Past Due: Easing Medical Debt
Imagine that you’re dealing with cancer and huge medical bills keep piling up. Or that you are recovering from a hospitalization and you’re now being sued for outstanding bills and dodging debt collectors. Or that you were injured in a car accident and ended up in an ambulance that wasn’t covered by insurance and now you owe large sums of money. Maybe these debts are forcing you to consider selling your home or moving in with relatives to save on rent.
It’s not hard to imagine these scenarios because they happen regularly in the United States.
As RIP Medical Debt (a nonprofit that has helped eliminate more than $6.7 billion of medical debt for more than 3.6 million families yet has barely scratched the surface of the problem) puts it, “Medical debt is a uniquely American injustice.”
It’s true:
- Medical debt is the most common reason for bankruptcy in the United States.
- Estimates vary, but a survey found that 41% of working-age Americans have problems with medical bills or are paying off medical debt.
- A recent analysis found that people in the United States owe approximately $195 billion in medical debt.
- That same analysis showed that an estimated 23 million Americans — nearly 1 in 10 adults — have “significant medical debt” of more than $250.
- Americans who have a disability are more than twice as likely to have significant medical debt than those without a disability.
- The U.S. Census Bureau estimates that 28% of Black households carry medical debt, compared with 17% of non-Hispanic white households.
We are seeing some steps to address medical debt nationally. Starting this summer, the three major credit reporting agencies will expunge medical debt from many consumers’ credit reports — if it’s paid off or if it’s less than a year old. Starting next year, medical collection accounts of less than $500 will also be excluded from credit reports. That’s a good start, but those measures will only affect about 70% of medical debt — meaning that many Americans who are saddled with high medical bills will continue to have ruinous credit scores.
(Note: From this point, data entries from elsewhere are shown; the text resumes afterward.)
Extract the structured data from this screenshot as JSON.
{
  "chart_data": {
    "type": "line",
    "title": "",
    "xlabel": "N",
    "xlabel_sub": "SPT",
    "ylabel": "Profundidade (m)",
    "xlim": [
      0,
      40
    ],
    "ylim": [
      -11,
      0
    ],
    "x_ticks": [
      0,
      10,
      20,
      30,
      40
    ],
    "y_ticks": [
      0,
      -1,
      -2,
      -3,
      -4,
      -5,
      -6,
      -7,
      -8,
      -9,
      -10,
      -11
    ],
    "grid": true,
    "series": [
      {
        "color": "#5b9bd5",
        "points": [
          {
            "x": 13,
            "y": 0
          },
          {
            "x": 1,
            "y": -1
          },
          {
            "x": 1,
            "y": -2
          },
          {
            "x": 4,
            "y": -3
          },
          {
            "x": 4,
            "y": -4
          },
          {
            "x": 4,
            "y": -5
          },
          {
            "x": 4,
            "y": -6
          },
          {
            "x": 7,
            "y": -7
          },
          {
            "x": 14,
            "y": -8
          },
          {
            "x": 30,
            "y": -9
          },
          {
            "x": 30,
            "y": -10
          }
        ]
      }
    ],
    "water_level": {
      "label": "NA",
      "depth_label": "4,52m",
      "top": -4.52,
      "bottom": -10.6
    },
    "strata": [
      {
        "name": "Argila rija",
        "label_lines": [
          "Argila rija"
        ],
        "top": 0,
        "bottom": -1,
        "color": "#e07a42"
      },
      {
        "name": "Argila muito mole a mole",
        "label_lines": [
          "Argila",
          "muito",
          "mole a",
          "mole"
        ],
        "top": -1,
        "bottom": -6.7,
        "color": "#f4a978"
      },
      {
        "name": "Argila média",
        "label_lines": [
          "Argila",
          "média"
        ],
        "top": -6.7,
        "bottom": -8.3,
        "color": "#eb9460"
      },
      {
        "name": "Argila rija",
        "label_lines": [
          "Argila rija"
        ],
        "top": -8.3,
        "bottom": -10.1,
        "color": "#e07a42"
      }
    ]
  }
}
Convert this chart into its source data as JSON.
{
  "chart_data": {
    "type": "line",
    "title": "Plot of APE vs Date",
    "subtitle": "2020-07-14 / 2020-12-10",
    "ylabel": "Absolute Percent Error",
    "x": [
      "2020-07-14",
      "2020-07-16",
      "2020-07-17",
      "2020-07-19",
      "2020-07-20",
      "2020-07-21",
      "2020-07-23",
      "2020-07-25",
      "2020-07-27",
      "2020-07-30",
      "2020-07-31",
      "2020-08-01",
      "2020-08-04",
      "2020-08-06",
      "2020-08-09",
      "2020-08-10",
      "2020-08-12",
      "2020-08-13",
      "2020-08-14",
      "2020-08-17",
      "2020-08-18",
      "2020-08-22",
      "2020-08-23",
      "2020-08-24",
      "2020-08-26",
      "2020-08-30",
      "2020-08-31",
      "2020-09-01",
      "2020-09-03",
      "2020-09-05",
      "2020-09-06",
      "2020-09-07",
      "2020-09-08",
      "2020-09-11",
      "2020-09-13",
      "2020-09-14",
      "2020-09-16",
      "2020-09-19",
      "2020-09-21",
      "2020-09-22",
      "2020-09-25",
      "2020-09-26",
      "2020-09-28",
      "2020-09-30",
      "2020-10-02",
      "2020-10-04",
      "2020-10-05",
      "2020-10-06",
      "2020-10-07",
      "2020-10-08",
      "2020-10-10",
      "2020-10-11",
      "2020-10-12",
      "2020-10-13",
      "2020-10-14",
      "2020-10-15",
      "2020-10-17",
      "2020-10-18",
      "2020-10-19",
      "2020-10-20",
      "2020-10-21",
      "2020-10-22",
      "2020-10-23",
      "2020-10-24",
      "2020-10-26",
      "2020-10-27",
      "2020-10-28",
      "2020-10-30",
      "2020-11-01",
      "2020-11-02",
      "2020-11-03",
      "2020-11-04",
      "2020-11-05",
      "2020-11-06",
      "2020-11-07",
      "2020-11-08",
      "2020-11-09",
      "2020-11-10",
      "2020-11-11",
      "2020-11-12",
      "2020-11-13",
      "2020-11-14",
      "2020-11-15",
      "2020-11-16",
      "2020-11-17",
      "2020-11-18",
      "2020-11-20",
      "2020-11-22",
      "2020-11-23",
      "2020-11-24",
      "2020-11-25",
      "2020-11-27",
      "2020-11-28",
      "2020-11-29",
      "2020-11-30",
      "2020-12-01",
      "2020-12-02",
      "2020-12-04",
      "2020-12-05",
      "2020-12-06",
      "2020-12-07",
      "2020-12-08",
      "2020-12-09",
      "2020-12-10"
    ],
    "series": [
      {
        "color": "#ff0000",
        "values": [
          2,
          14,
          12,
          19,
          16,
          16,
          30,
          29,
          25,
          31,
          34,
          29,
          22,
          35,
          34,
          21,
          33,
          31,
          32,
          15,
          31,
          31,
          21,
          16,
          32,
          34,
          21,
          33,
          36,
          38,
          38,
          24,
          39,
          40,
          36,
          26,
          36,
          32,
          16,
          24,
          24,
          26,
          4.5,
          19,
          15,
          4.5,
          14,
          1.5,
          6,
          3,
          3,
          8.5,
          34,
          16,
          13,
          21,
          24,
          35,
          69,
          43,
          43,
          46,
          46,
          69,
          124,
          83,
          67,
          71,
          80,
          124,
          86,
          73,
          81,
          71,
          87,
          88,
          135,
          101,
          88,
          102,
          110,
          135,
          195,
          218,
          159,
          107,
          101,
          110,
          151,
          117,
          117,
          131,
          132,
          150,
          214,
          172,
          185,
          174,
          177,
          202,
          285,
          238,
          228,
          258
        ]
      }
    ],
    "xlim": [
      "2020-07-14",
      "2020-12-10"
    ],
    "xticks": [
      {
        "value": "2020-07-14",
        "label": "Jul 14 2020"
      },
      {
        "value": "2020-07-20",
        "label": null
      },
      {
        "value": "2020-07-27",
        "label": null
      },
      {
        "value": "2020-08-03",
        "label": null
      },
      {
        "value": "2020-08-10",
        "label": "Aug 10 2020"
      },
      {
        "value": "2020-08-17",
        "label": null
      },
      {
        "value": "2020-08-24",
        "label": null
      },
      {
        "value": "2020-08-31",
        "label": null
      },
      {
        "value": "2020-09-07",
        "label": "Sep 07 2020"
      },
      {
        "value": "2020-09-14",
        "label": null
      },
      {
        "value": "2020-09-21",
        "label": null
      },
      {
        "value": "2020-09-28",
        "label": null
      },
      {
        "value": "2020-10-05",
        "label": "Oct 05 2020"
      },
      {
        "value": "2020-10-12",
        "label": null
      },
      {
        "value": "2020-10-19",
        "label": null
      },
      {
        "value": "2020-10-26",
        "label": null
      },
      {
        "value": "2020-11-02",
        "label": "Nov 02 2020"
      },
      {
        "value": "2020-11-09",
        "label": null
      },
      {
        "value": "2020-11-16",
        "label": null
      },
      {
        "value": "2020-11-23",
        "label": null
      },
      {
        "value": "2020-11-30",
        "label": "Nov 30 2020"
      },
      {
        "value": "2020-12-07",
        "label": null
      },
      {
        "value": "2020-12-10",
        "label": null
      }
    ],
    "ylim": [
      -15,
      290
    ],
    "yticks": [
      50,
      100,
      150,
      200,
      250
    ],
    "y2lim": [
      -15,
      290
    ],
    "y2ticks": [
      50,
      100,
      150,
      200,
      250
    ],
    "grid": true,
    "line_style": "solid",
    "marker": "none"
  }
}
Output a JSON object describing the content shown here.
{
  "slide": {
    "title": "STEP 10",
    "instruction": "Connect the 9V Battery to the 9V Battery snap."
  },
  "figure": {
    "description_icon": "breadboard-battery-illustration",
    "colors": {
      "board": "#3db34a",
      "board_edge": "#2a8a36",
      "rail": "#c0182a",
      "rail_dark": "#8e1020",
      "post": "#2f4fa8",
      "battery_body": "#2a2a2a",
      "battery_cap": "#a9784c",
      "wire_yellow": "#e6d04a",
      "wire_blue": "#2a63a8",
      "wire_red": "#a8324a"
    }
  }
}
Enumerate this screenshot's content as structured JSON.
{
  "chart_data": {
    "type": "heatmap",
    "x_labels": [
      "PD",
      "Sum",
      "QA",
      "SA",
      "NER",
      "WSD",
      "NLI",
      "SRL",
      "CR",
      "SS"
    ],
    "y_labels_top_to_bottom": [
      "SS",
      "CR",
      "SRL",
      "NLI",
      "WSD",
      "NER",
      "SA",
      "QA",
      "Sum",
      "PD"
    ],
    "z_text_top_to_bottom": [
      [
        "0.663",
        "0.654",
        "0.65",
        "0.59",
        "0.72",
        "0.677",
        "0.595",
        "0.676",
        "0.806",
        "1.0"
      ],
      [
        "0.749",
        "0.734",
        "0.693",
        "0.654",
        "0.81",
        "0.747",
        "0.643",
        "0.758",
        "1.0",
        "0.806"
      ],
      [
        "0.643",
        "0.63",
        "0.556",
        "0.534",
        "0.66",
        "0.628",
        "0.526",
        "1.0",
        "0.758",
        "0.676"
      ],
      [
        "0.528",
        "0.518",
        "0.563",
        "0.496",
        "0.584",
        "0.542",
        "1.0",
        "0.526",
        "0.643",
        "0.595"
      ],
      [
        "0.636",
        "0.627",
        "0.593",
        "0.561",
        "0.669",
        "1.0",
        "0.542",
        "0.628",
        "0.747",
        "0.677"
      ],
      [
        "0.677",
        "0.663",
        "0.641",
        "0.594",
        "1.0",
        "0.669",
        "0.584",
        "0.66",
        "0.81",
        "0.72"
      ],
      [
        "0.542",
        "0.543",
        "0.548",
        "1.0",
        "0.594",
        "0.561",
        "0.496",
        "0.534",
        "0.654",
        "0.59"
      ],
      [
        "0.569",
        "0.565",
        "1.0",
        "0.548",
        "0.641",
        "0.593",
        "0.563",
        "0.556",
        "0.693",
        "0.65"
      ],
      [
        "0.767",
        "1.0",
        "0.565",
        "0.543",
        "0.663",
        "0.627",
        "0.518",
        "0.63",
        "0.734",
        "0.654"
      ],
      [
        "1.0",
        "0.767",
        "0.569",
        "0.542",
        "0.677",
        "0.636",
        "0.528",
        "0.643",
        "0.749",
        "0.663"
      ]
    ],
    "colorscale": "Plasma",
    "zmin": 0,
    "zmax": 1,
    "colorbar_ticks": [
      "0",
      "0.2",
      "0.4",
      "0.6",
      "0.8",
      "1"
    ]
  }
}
As part of a broader set of measures to “protect consumers and lessen the burden of medical debt on American families,” the White House just announced it will build on those private-sector efforts and eliminate medical debt as a factor for underwriting in all federal agencies’ credit programs. The Biden administration has also pledged to address predatory and aggressive billing and collections practices; make it easier for veterans to get their VA medical debt forgiven; and provide more educational resources to help patients understand their rights.
Here in New York State, medical debt burdens patients. In 2020, 6% of New Yorkers were put into collections over medical bills — with double that rate for people of color in parts of the State (this interactive map from the Urban Institute shows the substantial variation of medical debt across New York State by geography and race). In the most extreme cases, New Yorkers face lawsuits and property liens or wage garnishments because of medical debt. More than 52,000 lawsuits were filed against patients by New York hospitals between 2015 and 2020. Low-income communities and communities of color outside of New York City have been particularly hard hit by unfair billing practices.
Thanks in part to advocacy efforts like the Community Service Society’s End Medical Debt campaign, New York State is taking action to address medical debt. The statute of limitations for medical debt lawsuits was reduced from six years to three years; a loophole in the State’s surprise bill law was closed (although some gaps still remain) to cover emergency services; and interest rates that may be charged on any consumer debt were reduced from 9% to 2%. Legislation that would prevent hospitals from placing liens on patients’ homes or garnish their wages recently passed in the Assembly, but remains pending in the State Senate. More still needs to be done to make it easier for eligible patients to know about and receive hospital financial assistance in New York.
Even in a sharply divided country, easing medical debt is a ripe topic on which to find common ground. It’s not a partisan or ideological issue. I don’t know anyone, regardless of their politics, who believes that getting sick and needing health care should be financially ruinous for patients and their families. It’s an economic and moral stain on our system, and patients deserve more protections for their physical, mental, and financial health.